How to Grow Butterhead
Butterhead type lettuces are known for their 'buttery' taste and velvety texture, and small loosely formed heads. Relative to most other lettuce types, Butterheads are slightly more tolerant of heat. Even so, they are best planted early or late in the season in spring, away from the intense summer sun. They may be started indoors several weeks prior to the last frost of the season. Partial shade, or a location that receives primarily eastward exposure may be helpful if growing in summer. Butterheads usually need between 55-60 days to reach maturity, so plan your plantings accordingly. Leaves can be collected throughout the growing cycle. Space plants 10-12" apart with 12" between rows.
7 to 14 days, 40F to 85F
Full Sun, Part Shade
DAYS OF HARVEST
55 to 60
Use row covers to protect very early plantings from cold, to protect young plants from insects, and (supported by hoops) to shade crops when warm weather arrives.

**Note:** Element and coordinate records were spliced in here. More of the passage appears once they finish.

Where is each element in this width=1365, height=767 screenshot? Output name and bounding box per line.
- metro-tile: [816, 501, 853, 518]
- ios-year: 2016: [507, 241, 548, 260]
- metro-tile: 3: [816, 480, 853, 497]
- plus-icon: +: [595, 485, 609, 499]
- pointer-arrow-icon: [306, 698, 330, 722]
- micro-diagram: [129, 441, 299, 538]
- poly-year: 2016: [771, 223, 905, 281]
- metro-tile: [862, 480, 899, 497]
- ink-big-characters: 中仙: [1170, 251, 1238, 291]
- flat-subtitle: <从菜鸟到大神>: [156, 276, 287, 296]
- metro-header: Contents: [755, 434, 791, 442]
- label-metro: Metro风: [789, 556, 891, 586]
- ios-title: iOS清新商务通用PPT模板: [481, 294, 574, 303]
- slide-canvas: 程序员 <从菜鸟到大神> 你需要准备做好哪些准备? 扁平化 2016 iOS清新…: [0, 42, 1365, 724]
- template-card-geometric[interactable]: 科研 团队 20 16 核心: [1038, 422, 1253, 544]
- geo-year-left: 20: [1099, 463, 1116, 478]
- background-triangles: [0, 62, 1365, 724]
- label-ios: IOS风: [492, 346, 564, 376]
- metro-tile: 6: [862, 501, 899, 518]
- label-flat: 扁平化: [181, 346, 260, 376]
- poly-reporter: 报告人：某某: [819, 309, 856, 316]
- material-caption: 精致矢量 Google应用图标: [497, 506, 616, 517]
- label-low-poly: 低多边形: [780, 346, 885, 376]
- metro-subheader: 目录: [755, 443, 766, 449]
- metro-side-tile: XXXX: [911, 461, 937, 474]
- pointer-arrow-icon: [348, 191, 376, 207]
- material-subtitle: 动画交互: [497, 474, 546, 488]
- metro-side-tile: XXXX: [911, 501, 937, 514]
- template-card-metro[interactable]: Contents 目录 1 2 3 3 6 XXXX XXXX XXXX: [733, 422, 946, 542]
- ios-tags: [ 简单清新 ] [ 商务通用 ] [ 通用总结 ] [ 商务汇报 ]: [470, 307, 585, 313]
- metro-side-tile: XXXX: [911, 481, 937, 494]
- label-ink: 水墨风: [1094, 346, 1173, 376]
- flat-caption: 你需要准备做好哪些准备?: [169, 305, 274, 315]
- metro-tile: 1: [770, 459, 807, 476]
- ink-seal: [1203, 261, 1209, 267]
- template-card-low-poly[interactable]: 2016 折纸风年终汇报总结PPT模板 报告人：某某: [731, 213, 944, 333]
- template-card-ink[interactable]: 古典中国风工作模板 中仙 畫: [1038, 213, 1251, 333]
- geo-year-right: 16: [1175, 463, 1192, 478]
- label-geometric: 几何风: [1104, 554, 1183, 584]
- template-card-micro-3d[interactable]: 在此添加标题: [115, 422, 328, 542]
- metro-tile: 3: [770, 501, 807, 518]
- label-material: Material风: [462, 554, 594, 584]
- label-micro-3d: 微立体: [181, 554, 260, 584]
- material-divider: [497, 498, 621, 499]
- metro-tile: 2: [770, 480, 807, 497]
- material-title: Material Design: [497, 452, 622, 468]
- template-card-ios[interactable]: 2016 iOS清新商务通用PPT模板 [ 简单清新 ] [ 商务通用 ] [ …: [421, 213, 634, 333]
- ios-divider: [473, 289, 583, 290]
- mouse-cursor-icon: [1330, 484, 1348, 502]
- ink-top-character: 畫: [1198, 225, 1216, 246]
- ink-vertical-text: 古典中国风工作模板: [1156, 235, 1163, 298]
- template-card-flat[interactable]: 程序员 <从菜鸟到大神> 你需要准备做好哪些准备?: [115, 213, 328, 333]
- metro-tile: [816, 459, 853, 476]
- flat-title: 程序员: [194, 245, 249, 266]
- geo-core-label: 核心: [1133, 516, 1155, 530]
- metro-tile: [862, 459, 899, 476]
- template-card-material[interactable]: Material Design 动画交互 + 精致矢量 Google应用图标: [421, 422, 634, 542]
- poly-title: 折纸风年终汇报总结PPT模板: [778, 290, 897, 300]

Make succession plantings every week or two, and grow several varieties with different maturity dates for a continuous supply. Moisture, stress, and high temperatures, particularly at night, encourage bolting. As the season progresses, plant more bolt-resistant varieties. Locate plants where they will be partially shaded by taller nearby plants, latticework or other screen.
Lettuce has a shallow root system. Keep soil moist to keep plants growing continuously. Mulch to retain moisture and suppress weeds (unless slugs are a problem). Fertilizing can be helpful to promote faster growth, especially a fish emulsion type that is not high in nitrogen that can cause greens to become bitter. Water lightly but consistently.

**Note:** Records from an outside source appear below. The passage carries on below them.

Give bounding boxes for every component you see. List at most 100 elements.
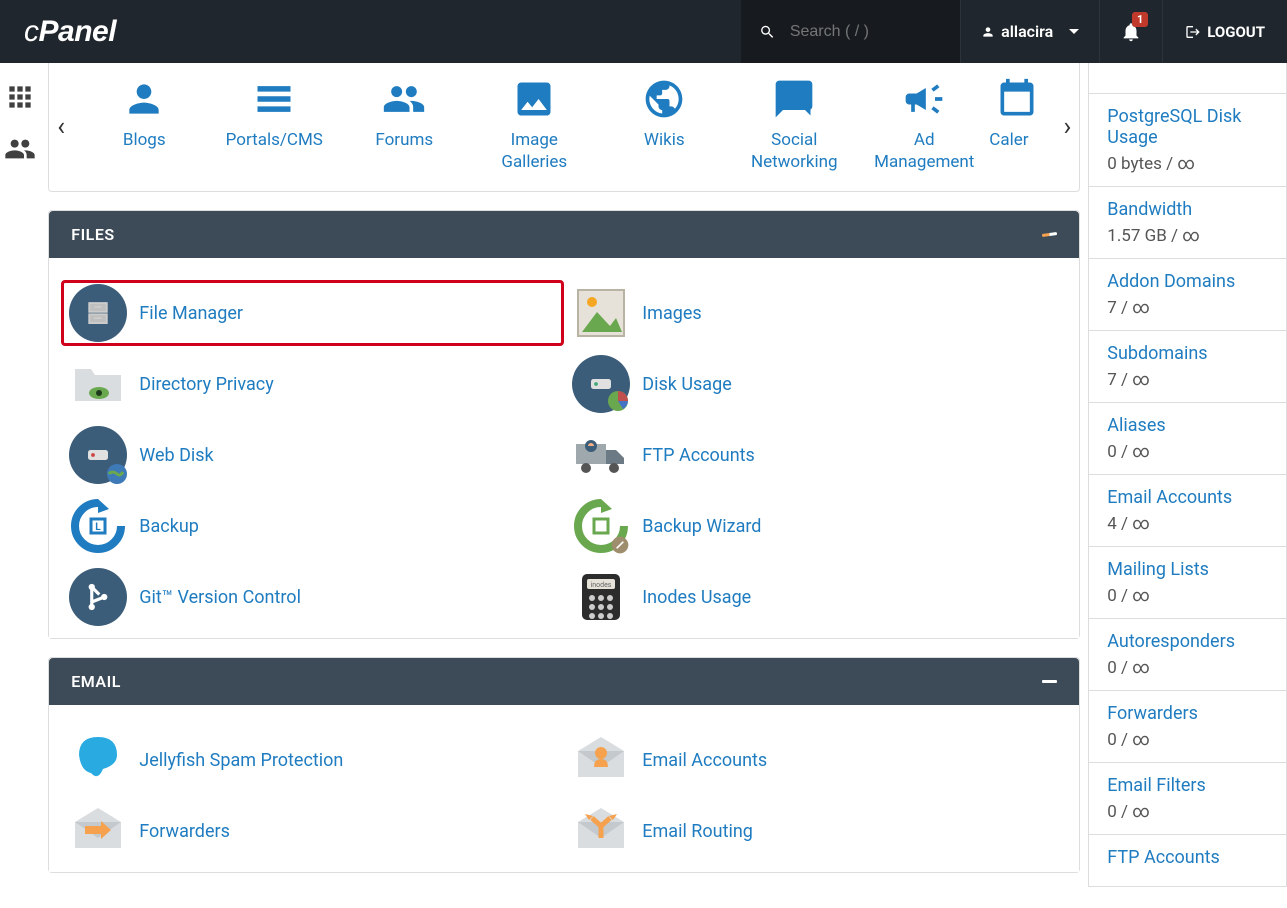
wand-icon — [610, 535, 630, 555]
chat-icon — [772, 77, 816, 121]
stat-mailing-lists[interactable]: Mailing Lists 0 / ∞ — [1088, 547, 1287, 619]
feat-label: FTP Accounts — [642, 445, 755, 466]
users-icon[interactable] — [4, 133, 36, 165]
forwarders[interactable]: Forwarders — [61, 798, 564, 864]
app-calendars[interactable]: Caler — [989, 71, 1049, 173]
left-icon-bar — [0, 63, 40, 887]
jellyfish-spam-protection[interactable]: Jellyfish Spam Protection — [61, 727, 564, 793]
file-manager[interactable]: File Manager — [61, 280, 564, 346]
stat-title: Mailing Lists — [1107, 559, 1268, 580]
envelope-arrow-icon — [69, 802, 127, 860]
directory-privacy[interactable]: Directory Privacy — [61, 351, 564, 417]
stat-title: FTP Accounts — [1107, 847, 1268, 868]
feat-label: Disk Usage — [642, 374, 731, 395]
feat-label: Directory Privacy — [139, 374, 273, 395]
feat-label: Backup — [139, 516, 199, 537]
git-version-control[interactable]: Git™ Version Control — [61, 564, 564, 630]
stat-value: 0 bytes / ∞ — [1107, 154, 1268, 174]
stat-aliases[interactable]: Aliases0 / ∞ — [1088, 403, 1287, 475]
feat-label: Forwarders — [139, 821, 230, 842]
clock-arrow-icon: L — [69, 497, 127, 555]
earth-icon — [105, 462, 129, 486]
stat-value: 0 / ∞ — [1107, 442, 1268, 462]
app-blogs[interactable]: Blogs — [79, 71, 209, 173]
stat-title: Forwarders — [1107, 703, 1268, 724]
feat-label: Inodes Usage — [642, 587, 751, 608]
top-header: cPanel allacira 1 LOGOUT — [0, 0, 1287, 63]
stat-value: 0 / ∞ — [1107, 730, 1268, 750]
search-box[interactable] — [741, 0, 960, 63]
disk-usage[interactable]: Disk Usage — [564, 351, 1067, 417]
stat-addon-domains[interactable]: Addon Domains 7 / ∞ — [1088, 259, 1287, 331]
app-label: Blogs — [123, 129, 166, 151]
app-image-galleries[interactable]: Image Galleries — [469, 71, 599, 173]
pie-icon — [606, 389, 630, 413]
calendar-icon — [995, 77, 1039, 121]
stat-title: Email Filters — [1107, 775, 1268, 796]
logout-button[interactable]: LOGOUT — [1162, 0, 1287, 63]
apps-grid-icon[interactable] — [4, 81, 36, 113]
email-header[interactable]: EMAIL — [49, 658, 1079, 705]
ftp-accounts[interactable]: FTP Accounts — [564, 422, 1067, 488]
stat-title: PostgreSQL Disk Usage — [1107, 106, 1268, 148]
stat-value: 1.57 GB / ∞ — [1107, 226, 1268, 246]
truck-icon — [572, 426, 630, 484]
search-input[interactable] — [790, 23, 942, 41]
feat-label: Web Disk — [139, 445, 213, 466]
collapse-icon[interactable] — [1042, 680, 1057, 683]
email-routing[interactable]: Email Routing — [564, 798, 1067, 864]
app-portals[interactable]: Portals/CMS — [209, 71, 339, 173]
feat-label: File Manager — [139, 303, 243, 324]
app-forums[interactable]: Forums — [339, 71, 469, 173]
inodes-usage[interactable]: inodes Inodes Usage — [564, 564, 1067, 630]
stat-bandwidth[interactable]: Bandwidth 1.57 GB / ∞ — [1088, 187, 1287, 259]
backup[interactable]: L Backup — [61, 493, 564, 559]
app-ad-management[interactable]: Ad Management — [859, 71, 989, 173]
stat-value: 0 / ∞ — [1107, 658, 1268, 678]
jellyfish-icon — [69, 731, 127, 789]
email-section: EMAIL Jellyfish Spam Protection Email Ac… — [48, 657, 1080, 873]
feat-label: Images — [642, 303, 701, 324]
collapse-icon[interactable] — [1042, 232, 1057, 237]
stat-title: Addon Domains — [1107, 271, 1268, 292]
app-wikis[interactable]: Wikis — [599, 71, 729, 173]
photo-icon — [572, 284, 630, 342]
list-icon — [252, 77, 296, 121]
app-label: Forums — [375, 129, 433, 151]
files-header[interactable]: FILES — [49, 211, 1079, 258]
svg-text:L: L — [96, 522, 102, 533]
git-icon — [83, 582, 113, 612]
stat-value: 7 / ∞ — [1107, 298, 1268, 318]
feat-label: Backup Wizard — [642, 516, 761, 537]
stat-forwarders[interactable]: Forwarders 0 / ∞ — [1088, 691, 1287, 763]
stat-title: Autoresponders — [1107, 631, 1268, 652]
stat-email-filters[interactable]: Email Filters0 / ∞ — [1088, 763, 1287, 835]
user-menu[interactable]: allacira — [960, 0, 1099, 63]
stat-title: Bandwidth — [1107, 199, 1268, 220]
backup-wizard[interactable]: Backup Wizard — [564, 493, 1067, 559]
person-icon — [122, 77, 166, 121]
app-label: Caler — [989, 129, 1028, 151]
carousel-prev[interactable]: ‹ — [53, 112, 69, 142]
stat-postgresql[interactable]: PostgreSQL Disk Usage 0 bytes / ∞ — [1088, 94, 1287, 187]
envelope-split-icon — [572, 802, 630, 860]
stat-subdomains[interactable]: Subdomains7 / ∞ — [1088, 331, 1287, 403]
images[interactable]: Images — [564, 280, 1067, 346]
stat-ftp-accounts[interactable]: FTP Accounts — [1088, 835, 1287, 887]
app-social-networking[interactable]: Social Networking — [729, 71, 859, 173]
stat-value: 0 / ∞ — [1107, 586, 1268, 606]
notification-badge: 1 — [1132, 12, 1148, 27]
stat-email-accounts[interactable]: Email Accounts4 / ∞ — [1088, 475, 1287, 547]
brand-logo[interactable]: cPanel — [0, 15, 140, 49]
apps-carousel: ‹ Blogs Portals/CMS Forums Image Galleri… — [48, 63, 1080, 192]
stat-autoresponders[interactable]: Autoresponders 0 / ∞ — [1088, 619, 1287, 691]
email-accounts[interactable]: Email Accounts — [564, 727, 1067, 793]
carousel-next[interactable]: › — [1059, 112, 1075, 142]
section-title: FILES — [71, 225, 114, 244]
megaphone-icon — [902, 77, 946, 121]
notifications-button[interactable]: 1 — [1099, 0, 1162, 63]
stats-sidebar: PostgreSQL Disk Usage 0 bytes / ∞ Bandwid… — [1088, 63, 1287, 887]
logout-label: LOGOUT — [1207, 23, 1265, 41]
web-disk[interactable]: Web Disk — [61, 422, 564, 488]
search-icon — [759, 22, 776, 42]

For fall crops, time maturity around time of first expected frost. Mature plants aren't as tolerant of freezing as seedlings.
Many varieties of lettuce can be harvested as microgreens, baby greens, leaves, or entire plant. Ideally, greens should be collected early in the day, before the onset of midday sun, to prevent wilting.
Microgreens are usually harvested within 2 weeks after germination by cut entire plant just above the ground, once it is around 3-4" tall.
Baby greens are collected when between approximately 28-35 days after germination, and are collected. Looseleaf, butterhead and romaine types can typically be harvested as baby greens, while iceberg lettuce is not suitable as baby greens.
'Mature leaves' can be harvested from all type of lettuce except for iceberg any time in the growing cycle, until a central stem begins to form. This indicates the plant is preparing to bolt to seed, and greens collected from such plants are often too bitter for consumption.
Entire plants can be harvested in mid-development while the leaves are still plump and tender, but before a stem has started to form. Many varieties of looseleaf lettuce can be harvested numerous times during a single growing season after being cut approximately 1" above the ground.
Some other general guidelines when collecting the entire plant:
Leaf lettuce can be cut as soon as it is large enough to use, usually in 50 to 60 days from planting. Cutting every other plant at the ground will give remaining plants more space for growth.
Romaine and Butterhead lettuce can be harvested in about 60 to 70 days from planting.
Iceberg (crisphead) varieties take longer and should be harvested as soon as a head develops but before outer leaves turn brown. If seed stalks appear, pick the lettuce immediately and store in the refrigerator to prevent bitterness. To store lettuce first wash it well by immersing in water and swishing it around. Place it in a colander and rinse then drip dry. Do this especially if you have used chemicals on your crop. When it is dry place it in a plastic bag in the refrigerator or wrap in paper towels and place in a bowl in the refrigerator. It keeps best at 32 degrees with 96% humidity. Avoid storing lettuce with apples, pears or bananas as they release a natural ripening agent that will cause brown spots and the leaves will decay quickly.
Rubbing separates the plumes and chaff from the seeds. When completely dry, shake the flower stems in the bag. Rub the seed heads between your hands to release more seeds. Put the seed through a fine mesh sieve that allows the seeds through but retains the chaff and plumes; this will give relatively clean seed. Winnowing is difficult because seeds and chaff are about the same size and weight. For extra cleaning use reverse screening, with a smaller mesh that retains the seed but lets small pieces or chaff and plume through. The dust produced during cleaning causes irritation to the lungs and eyes. If cleaning large amounts use a mask and goggles or clean outdoors.